After sufficient time, invite several students to report what they learned through their discussion with their groups.
Share your testimony of the power of the Atonement of Jesus Christ and the extent of its reach. Then give students a few minutes to respond in their class notebooks or study journals to the following questions. (You may want to write these questions on the board.)
When has Jesus Christ helped you or someone you know in one of the ways we have discussed today?
What will you do to rely on Jesus Christ as you face challenges?
Explain that after teaching the people of Gideon about Jesus Christ and His Atonement, Alma explained what the people needed to do in order to inherit the kingdom of heaven. Summarize Alma 7:14–18 by explaining that Alma invited the people of Gideon who needed to repent of their sins and be baptized to do so.

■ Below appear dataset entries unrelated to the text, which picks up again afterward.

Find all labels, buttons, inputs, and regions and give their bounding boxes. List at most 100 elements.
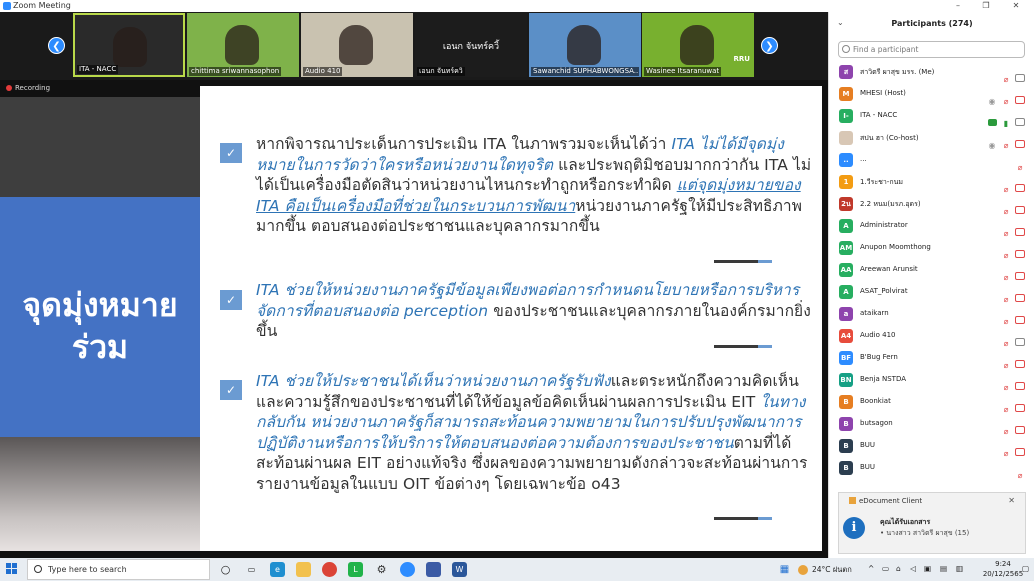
bullet-text-1: หากพิจารณาประเด็นการประเมิน ITA ในภาพรวม…	[256, 134, 816, 237]
avatar: ส	[839, 65, 853, 79]
screen-share-icon[interactable]	[988, 119, 997, 126]
notification-header: eDocument Client	[849, 497, 922, 505]
weather-icon[interactable]	[798, 565, 808, 575]
participant-row[interactable]: AA Areewan Arunsit ⌀	[829, 260, 1034, 282]
participant-row[interactable]: B Boonkiat ⌀	[829, 392, 1034, 414]
video-tile-name: chittima sriwannasophon	[189, 67, 282, 76]
video-tile-name: เอนก จันทร์ควิ้	[417, 67, 465, 76]
notification-title: คุณได้รับเอกสาร	[880, 518, 931, 526]
video-off-icon[interactable]	[1015, 206, 1025, 214]
video-off-icon[interactable]	[1015, 228, 1025, 236]
video-off-icon[interactable]	[1015, 426, 1025, 434]
chrome-icon[interactable]	[322, 562, 337, 577]
weather-text[interactable]: 24°C ฝนตก	[812, 564, 852, 576]
avatar: B	[839, 395, 853, 409]
participant-row[interactable]: A4 Audio 410 ⌀	[829, 326, 1034, 348]
avatar: M	[839, 87, 853, 101]
tray-language-icon[interactable]: ▣	[924, 564, 931, 573]
notification-center-icon[interactable]: ▢	[1022, 564, 1029, 573]
video-off-icon[interactable]	[1015, 96, 1025, 104]
video-off-icon[interactable]	[1015, 448, 1025, 456]
video-tile[interactable]: chittima sriwannasophon	[187, 13, 299, 77]
network-icon[interactable]: ▦	[777, 562, 792, 577]
tray-network-icon[interactable]: ⌂	[896, 564, 901, 573]
video-icon[interactable]	[1015, 74, 1025, 82]
participant-status-icons: ⌀	[997, 67, 1025, 84]
window-titlebar: Zoom Meeting – ❐ ✕	[0, 0, 1034, 12]
close-window-button[interactable]: ✕	[1002, 0, 1030, 12]
video-off-icon[interactable]	[1015, 272, 1025, 280]
toast-notification[interactable]: eDocument Client ✕ i คุณได้รับเอกสาร • น…	[838, 492, 1026, 554]
gallery-next-button[interactable]: ❯	[761, 37, 778, 54]
participant-row[interactable]: 2น 2.2 หนม(มรภ.อุดร) ⌀	[829, 194, 1034, 216]
participant-name: MHESI (Host)	[860, 89, 906, 97]
video-off-icon[interactable]	[1015, 294, 1025, 302]
video-icon[interactable]	[1015, 338, 1025, 346]
participant-row[interactable]: I- ITA - NACC ▮	[829, 106, 1034, 128]
word-icon[interactable]: W	[452, 562, 467, 577]
participant-row[interactable]: BF B'Bug Fern ⌀	[829, 348, 1034, 370]
video-tile[interactable]: เอนก จันทร์ควิ้ เอนก จันทร์ควิ้	[415, 13, 527, 77]
tray-app-icon-2[interactable]: ▥	[956, 564, 963, 573]
video-off-icon[interactable]	[1015, 250, 1025, 258]
avatar: B	[839, 461, 853, 475]
edge-icon[interactable]: e	[270, 562, 285, 577]
participant-row[interactable]: AM Anupon Moomthong ⌀	[829, 238, 1034, 260]
zoom-taskbar-icon[interactable]	[400, 562, 415, 577]
windows-start-button[interactable]	[6, 563, 18, 575]
participant-row[interactable]: A Administrator ⌀	[829, 216, 1034, 238]
task-view-icon[interactable]: ▭	[244, 562, 259, 577]
gallery-prev-button[interactable]: ❮	[48, 37, 65, 54]
video-tile[interactable]: Audio 410	[301, 13, 413, 77]
settings-gear-icon[interactable]: ⚙	[374, 562, 389, 577]
participant-status-icons: ⌀	[997, 243, 1025, 260]
video-tile-center-name: เอนก จันทร์ควิ้	[442, 42, 500, 52]
video-tile-name: Audio 410	[303, 67, 343, 76]
tray-app-icon[interactable]: ▤	[940, 564, 947, 573]
minimize-button[interactable]: –	[944, 0, 972, 12]
video-off-icon[interactable]	[1015, 404, 1025, 412]
slide-divider	[714, 260, 772, 263]
tray-overflow-icon[interactable]: ^	[868, 564, 874, 573]
video-off-icon[interactable]	[1015, 316, 1025, 324]
participant-row[interactable]: ส สาวิตรี ผาสุข มรร. (Me) ⌀	[829, 62, 1034, 84]
video-tile[interactable]: ITA - NACC	[73, 13, 185, 77]
mic-off-icon[interactable]: ⌀	[1015, 471, 1025, 481]
search-icon	[842, 45, 850, 53]
avatar: A4	[839, 329, 853, 343]
line-icon[interactable]: L	[348, 562, 363, 577]
participant-row[interactable]: 1 1.วีระชา-กนม ⌀	[829, 172, 1034, 194]
video-tile[interactable]: RRU Wasinee Itsaranuwat	[642, 13, 754, 77]
notification-close-button[interactable]: ✕	[1008, 496, 1015, 505]
taskbar-search-box[interactable]: Type here to search	[27, 559, 210, 580]
taskbar-clock[interactable]: 9:24 20/12/2565	[978, 559, 1028, 579]
checkbox-icon: ✓	[220, 380, 242, 400]
file-explorer-icon[interactable]	[296, 562, 311, 577]
participant-row[interactable]: สปน ฮา (Co-host) ◉ ⌀	[829, 128, 1034, 150]
clock-time: 9:24	[995, 560, 1011, 568]
tray-battery-icon[interactable]: ▭	[882, 564, 889, 573]
video-off-icon[interactable]	[1015, 184, 1025, 192]
video-tile[interactable]: Sawanchid SUPHABWONGSA...	[529, 13, 641, 77]
participant-status-icons: ⌀	[997, 177, 1025, 194]
participant-row[interactable]: M MHESI (Host) ◉ ⌀	[829, 84, 1034, 106]
participant-row[interactable]: A ASAT_Polvirat ⌀	[829, 282, 1034, 304]
video-on-icon[interactable]	[1015, 118, 1025, 126]
video-off-icon[interactable]	[1015, 140, 1025, 148]
participant-name: Audio 410	[860, 331, 896, 339]
cortana-icon[interactable]: ○	[218, 562, 233, 577]
participant-row[interactable]: B BUU ⌀	[829, 458, 1034, 480]
participant-search-input[interactable]: Find a participant	[838, 41, 1025, 58]
participant-row[interactable]: B BUU ⌀	[829, 436, 1034, 458]
participant-row[interactable]: BN Benja NSTDA ⌀	[829, 370, 1034, 392]
video-off-icon[interactable]	[1015, 360, 1025, 368]
video-off-icon[interactable]	[1015, 382, 1025, 390]
edocument-taskbar-icon[interactable]	[426, 562, 441, 577]
restore-button[interactable]: ❐	[972, 0, 1000, 12]
participant-row[interactable]: a ataikarn ⌀	[829, 304, 1034, 326]
tray-volume-icon[interactable]: ◁	[910, 564, 916, 573]
participant-row[interactable]: ..... ⌀	[829, 150, 1034, 172]
avatar: 1	[839, 175, 853, 189]
participant-row[interactable]: Bbutsagon ⌀	[829, 414, 1034, 436]
avatar: ..	[839, 153, 853, 167]
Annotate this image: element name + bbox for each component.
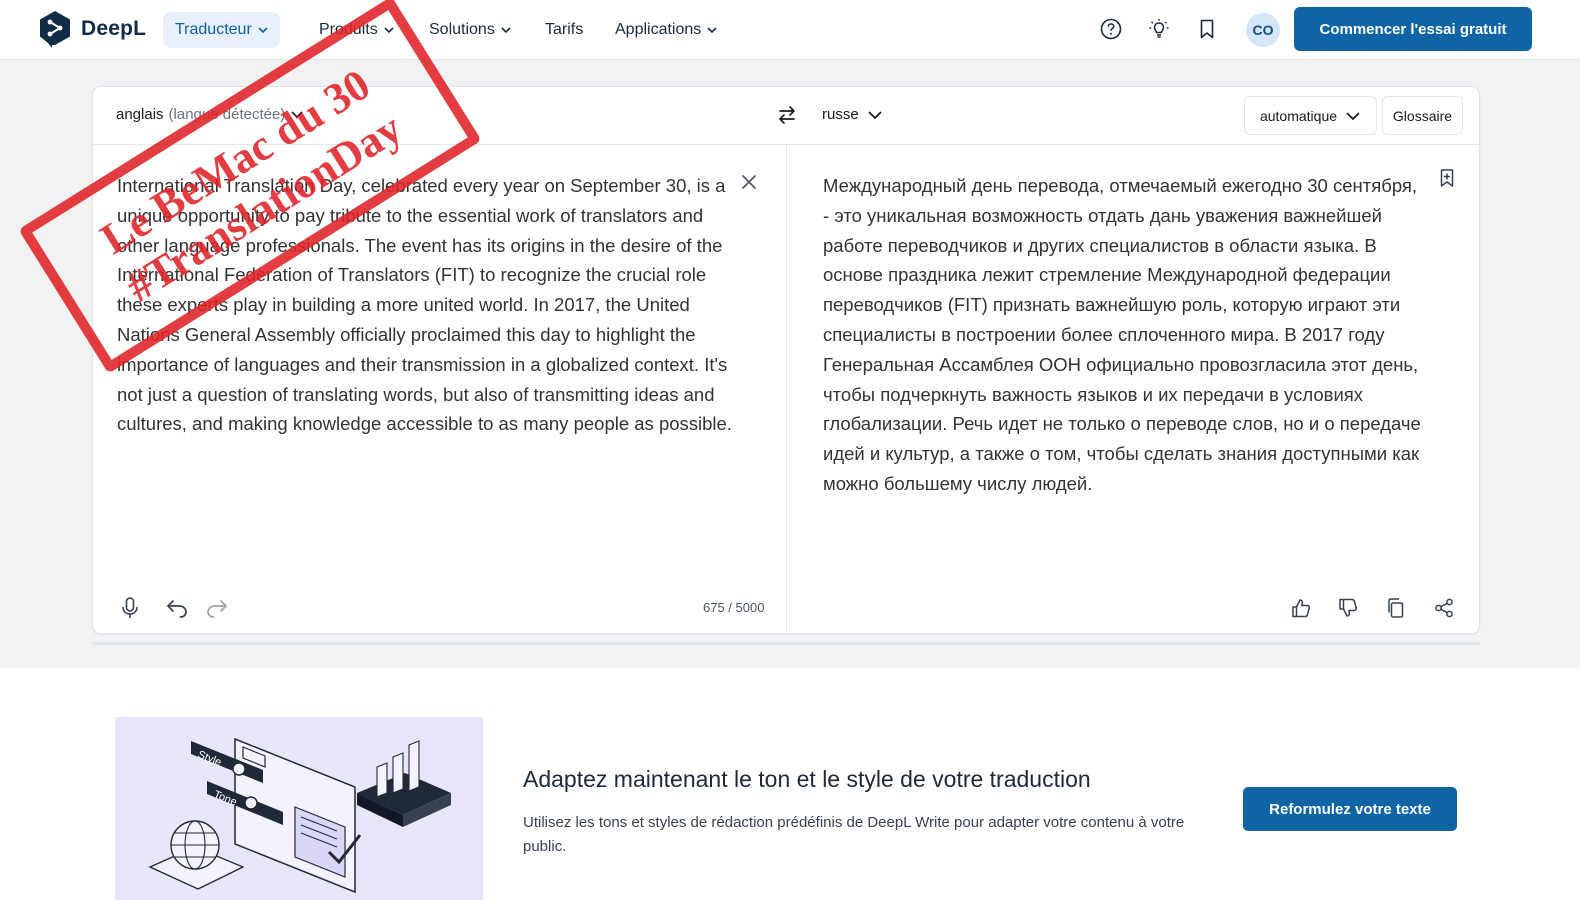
saved-translations-button[interactable] (1194, 16, 1220, 42)
tips-button[interactable] (1146, 16, 1172, 42)
undo-button[interactable] (164, 595, 190, 621)
deepl-write-promo: Style Tone Adaptez maintenant le ton et … (0, 668, 1580, 900)
promo-illustration: Style Tone (115, 717, 483, 900)
share-button[interactable] (1431, 595, 1457, 621)
share-icon (1435, 598, 1453, 618)
promo-description: Utilisez les tons et styles de rédaction… (523, 814, 1185, 855)
brand-name: DeepL (81, 17, 147, 40)
start-free-trial-button[interactable]: Commencer l'essai gratuit (1294, 7, 1532, 51)
like-button[interactable] (1288, 595, 1314, 621)
style-label: Style (196, 749, 223, 769)
nav-translator-label: Traducteur (175, 21, 252, 38)
nav-applications[interactable]: Applications (615, 12, 717, 48)
chevron-down-icon (1346, 111, 1360, 120)
undo-icon (167, 600, 187, 618)
nav-pricing-label: Tarifs (545, 21, 584, 38)
nav-translator[interactable]: Traducteur (163, 12, 280, 48)
promo-title: Adaptez maintenant le ton et le style de… (523, 766, 1091, 792)
dictation-button[interactable] (117, 595, 143, 621)
clear-text-icon[interactable] (738, 171, 760, 193)
target-language-select[interactable]: russe (822, 106, 883, 123)
dislike-button[interactable] (1335, 595, 1361, 621)
redo-icon (207, 600, 227, 618)
copy-icon (1388, 598, 1404, 618)
swap-languages-icon[interactable] (775, 103, 799, 127)
deepl-logo-icon (40, 11, 70, 48)
chevron-down-icon (258, 27, 268, 34)
bookmark-icon (1200, 19, 1214, 39)
thumbs-up-icon (1292, 599, 1311, 618)
chevron-down-icon (501, 27, 511, 34)
card-bottom-edge (92, 642, 1480, 645)
formality-select[interactable]: automatique (1244, 96, 1377, 135)
chevron-down-icon (707, 27, 717, 34)
deepl-logo[interactable]: DeepL (38, 10, 146, 48)
copy-button[interactable] (1383, 595, 1409, 621)
nav-solutions-label: Solutions (429, 21, 495, 38)
translated-text-output: Международный день перевода, отмечаемый … (823, 175, 1421, 494)
nav-solutions[interactable]: Solutions (429, 12, 511, 48)
glossary-button[interactable]: Glossaire (1382, 96, 1463, 135)
top-navbar: DeepL Traducteur Produits Solutions Tari… (0, 0, 1580, 60)
thumbs-down-icon (1339, 598, 1358, 617)
help-icon (1100, 18, 1122, 40)
microphone-icon (122, 597, 138, 618)
rephrase-text-button[interactable]: Reformulez votre texte (1243, 787, 1457, 831)
help-button[interactable] (1098, 16, 1124, 42)
lightbulb-icon (1149, 19, 1169, 38)
user-avatar[interactable]: CO (1246, 13, 1280, 47)
redo-button[interactable] (204, 595, 230, 621)
style-tone-illustration: Style Tone (148, 737, 451, 894)
character-counter: 675 / 5000 (703, 600, 765, 615)
target-language-label: russe (822, 106, 859, 123)
save-translation-icon[interactable] (1436, 167, 1458, 189)
nav-pricing[interactable]: Tarifs (545, 12, 583, 48)
panel-divider (786, 145, 787, 633)
nav-applications-label: Applications (615, 21, 702, 38)
formality-label: automatique (1259, 107, 1338, 124)
source-language-label: anglais (116, 106, 164, 123)
chevron-down-icon (868, 110, 882, 119)
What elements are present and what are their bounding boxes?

Display or draw on the board the following diagram of a person on a path:
Invite a student to read Alma 7:19 aloud. Ask the class to follow along, looking for what path Alma told the people of Gideon they were on.
What path did Alma say the people of Gideon were on? (Write the kingdom of God to the right of the path drawn on the board.)
Invite three students to take turns reading aloud from Alma 7:23–25. Ask the class to look for what we need to do and what we need to be in order to follow the path leading to the kingdom of God.
According to these verses, what do we need to do and what do we need to be in order to follow the path that leads to the kingdom of God? (Write students’ answers on the board along the path.)
Based on what we learn from these verses, how would you state a principle about what we need to do in order to follow the path that leads to the kingdom of God? (Students may identify a principle such as the following: By living the principles of the gospel, we follow the path to the kingdom of God.)
You might consider asking students what some of the actions or attributes along the path mean to them. You might also ask them to think about how they can follow this path in their lives. Testify that when we live faithfully, we are “in the path which leads to the kingdom of God” (Alma 7:19). Encourage students to continue their efforts to press forward on this path.